C’est ainsi que sans relâche, elle ramassent, trient, lavent, découpent, tissent les sachets plastiques qui jonchent le sol de Ouahigouya… pour en faire de superbes sacs à mains, cabas, trousses de toilette et porte-monnaie ! Une fantastique initiative de ces femmes qui contribuent ainsi à la sauvegarde et l’amélioration de leur environnement !
L’action menée par VIE MEILLEURE est un VÉRITABLE enjeu de santé publique car les enfants et les animaux ingèrent ces sacs en plastique. Non seulement ces femmes transforment cette pollution en une source de revenus, mais elles contribuent chaque jour à améliorer le quotidien de toute la communauté.
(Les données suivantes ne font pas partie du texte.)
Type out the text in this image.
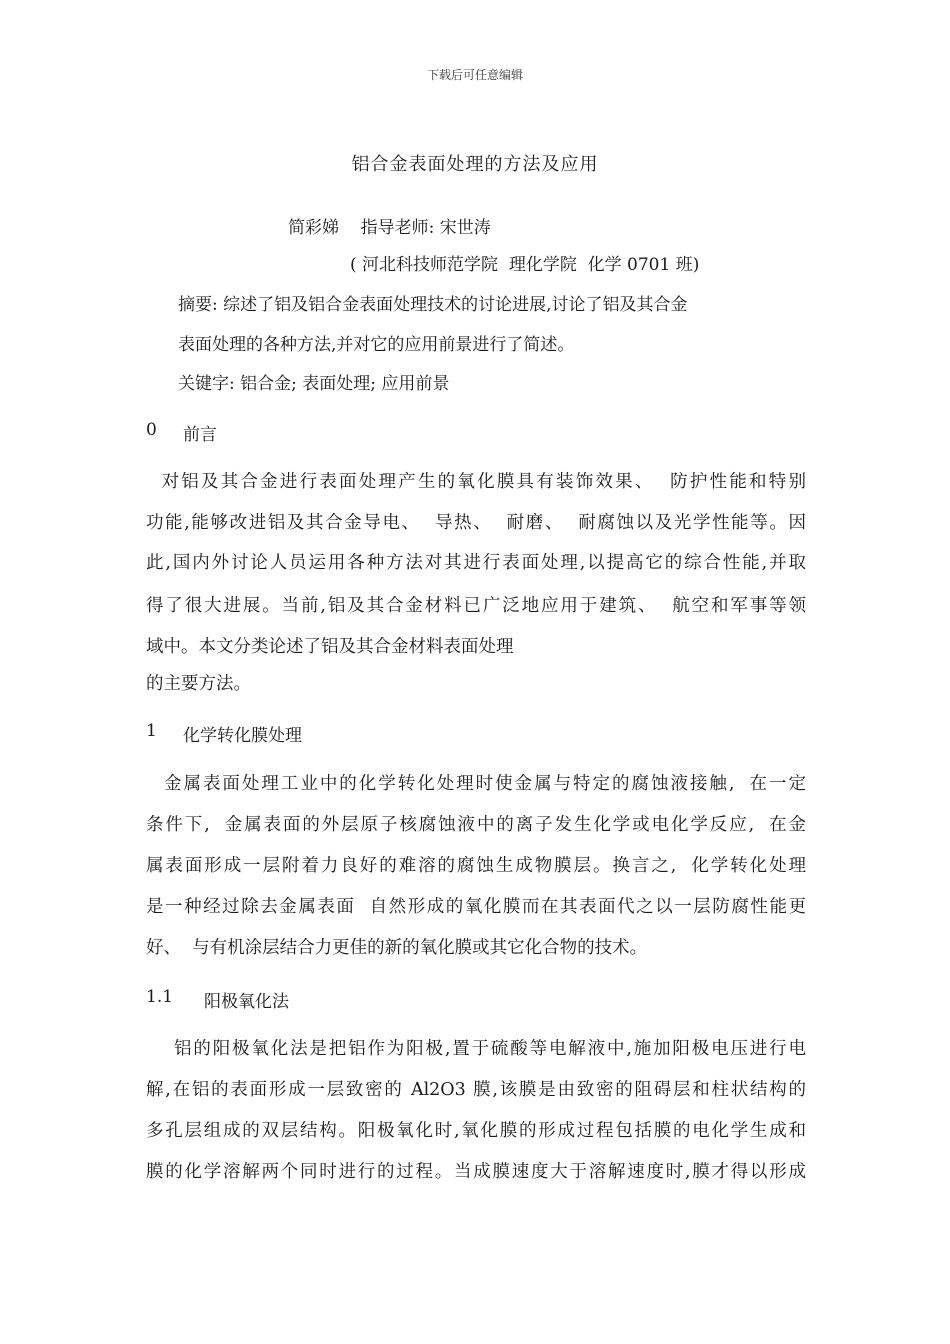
下载后可任意编辑
铝合金表面处理的方法及应用
简彩娣    指导老师: 宋世涛
( 河北科技师范学院  理化学院  化学 0701 班)
摘要: 综述了铝及铝合金表面处理技术的讨论进展,讨论了铝及其合金
表面处理的各种方法,并对它的应用前景进行了简述。
关键字: 铝合金; 表面处理; 应用前景
0 前言
对铝及其合金进行表面处理产生的氧化膜具有装饰效果、  防护性能和特别
功能,能够改进铝及其合金导电、  导热、  耐磨、  耐腐蚀以及光学性能等。因
此,国内外讨论人员运用各种方法对其进行表面处理,以提高它的综合性能,并取
得了很大进展。当前,铝及其合金材料已广泛地应用于建筑、  航空和军事等领
域中。本文分类论述了铝及其合金材料表面处理
的主要方法。
1 化学转化膜处理
金属表面处理工业中的化学转化处理时使金属与特定的腐蚀液接触,  在一定
条件下,  金属表面的外层原子核腐蚀液中的离子发生化学或电化学反应,  在金
属表面形成一层附着力良好的难溶的腐蚀生成物膜层。换言之,  化学转化处理
是一种经过除去金属表面  自然形成的氧化膜而在其表面代之以一层防腐性能更
好、  与有机涂层结合力更佳的新的氧化膜或其它化合物的技术。
1.1 阳极氧化法
铝的阳极氧化法是把铝作为阳极,置于硫酸等电解液中,施加阳极电压进行电
解,在铝的表面形成一层致密的 Al2O3 膜,该膜是由致密的阻碍层和柱状结构的
多孔层组成的双层结构。阳极氧化时,氧化膜的形成过程包括膜的电化学生成和
膜的化学溶解两个同时进行的过程。当成膜速度大于溶解速度时,膜才得以形成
La Savonnerie du Centre de Formation de Basnéré à Ouhigouya

Fondée à l’initiative de l’UNICEF dans le but d’aider les femmes à améliorer leurs conditions de vie et leurs conditions d’hygiène, cette coopérative est exemplaire parce qu’elle fonctionne avec une organisation du travail fondée sur la solidarité entre les femmes qui en sont membres. Le centre de Basnéré est un centre de formation et de production artisanale. Il bénéficie aux femmes de toute la région et au delà. Il emploie cent trente personnes. Il en forme davantage chaque année dans quatre domaines d’activité. Il achète et transforme en savons, fruits ou légumes séchés et tissages, divers produits de cueillette ou de culture. Comme tous les groupements Naam, ce centre est autonome dans sa gestion financière et administrative. Les femmes qui y travaillent participent à la prise de décision, sont à l’initiative des projets de développement et reçoivent une assistance de la Fédération dans le domaine financier (crédits) et technique (équipement et formation). Aujourd’hui le centre forme autour de deux cents femmes par an tant dans la savonnerie artisanale que les activités de teinture, couture et tissage. Outre les emplois créés à Basnéré et les activités induites localement suite aux formations, le centre transforme aujourd’hui toute une gamme de produits de collecte de plus d’un millier de femmes : karité, neem, dattier du désert (balanites), sésame, etc. C’est grâce à cette avancée économique que la position de la femme est progressivement renforcée au sein de la famille. Mieux considérées, elles participent davantage aux prises de décision.